Canada

FSA national leader asks UN to investigate Canada’s role in boarding schools

The national leader of the Assembly of First Nations, RoseAn Archibald, asked the UN on Monday to launch an investigation into Canada’s possible role in human rights abuses related to residential schools.

Archibald said he wanted the UN Special Rapporteur on the Rights of Indigenous Peoples, along with other UN officials, to investigate Canada’s role in the housing school system in response to a reported discovery of hundreds of unmarked graves near former housing schools. they are believed to contain the remains of children.

“I don’t call them schools anymore because no school I’ve attended has had children buried in unmarked graves,” Archibald said.

“Canada and other UN member states must not look away.”

Archibald said he was seeking full compensation, including prosecution, sanctions and other remedies.

Children’s dress hanging on a cross, the wind in the wind near the former Indian school for housing in Kamloops. (Daryl Dyke / Canadian Press)

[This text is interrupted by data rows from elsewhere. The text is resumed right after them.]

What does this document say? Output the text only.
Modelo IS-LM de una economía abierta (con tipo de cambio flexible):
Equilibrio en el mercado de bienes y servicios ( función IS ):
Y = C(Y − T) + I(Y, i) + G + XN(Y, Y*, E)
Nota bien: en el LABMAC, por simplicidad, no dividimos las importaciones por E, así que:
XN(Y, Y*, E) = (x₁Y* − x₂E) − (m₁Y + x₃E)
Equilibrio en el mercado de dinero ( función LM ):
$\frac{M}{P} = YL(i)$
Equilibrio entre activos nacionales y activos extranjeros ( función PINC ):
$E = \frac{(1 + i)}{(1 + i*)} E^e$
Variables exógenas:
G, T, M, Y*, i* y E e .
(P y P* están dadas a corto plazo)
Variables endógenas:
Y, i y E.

She made the request at the 21st session of the UN Permanent Forum at the UN headquarters in New York. She also sent a written request to the Office of the UN High Commissioner for Human Rights.

During a press conference, Archibald noted the discovery of more than 200 unmarked graves near the former Kamloops Indian Housing School in Tk’emlúps te Secwépemc., And more than 700 others near the former Marieval Residential School in Cowessess First Nation.

“Canada should not be allowed to investigate itself,” Archibald said.

“Please help us to ensure that this never happens again. Not just us, but no one.

Canada will not obstruct the UN investigation: Minister of Justice

In the last federal budget, Ottawa spent $ 10.4 million over two years on Justice Canada to appoint a special interlocutor to work with Indigenous people to protect and preserve unmarked burial sites.

Justice Minister David Lametti said the interlocutor’s work would not be affected by a UN investigation.

“We have never said that we will ever prevent this kind of request if the UN decides to do so,” Lameti said.

“We will always cooperate with the United Nations.

The Minister of Justice and the Chief Prosecutor of Canada David Lametti said that the federal government will cooperate in the UN investigation. (Sean Kilpatrick / Canadian Press)

Together with the UN, Archibald is urging the International Criminal Court to launch its own investigation into Canadian school records in a residential home for gross human rights abuses.

Archibald said any study of Canada and residential schools must be impartial and independent.

She said the RCMP could not participate because it took indigenous children away from their families to attend boarding schools.

More than 150,000 children attended residential schools in Canada from the 1830s until the last closed school in 1997.

Archibald said the trauma between generations of schools still affects survivors and their descendants, many of whom do not speak their local languages ​​fluently.

“These institutions are designed to kill the Indian in the child,” she said.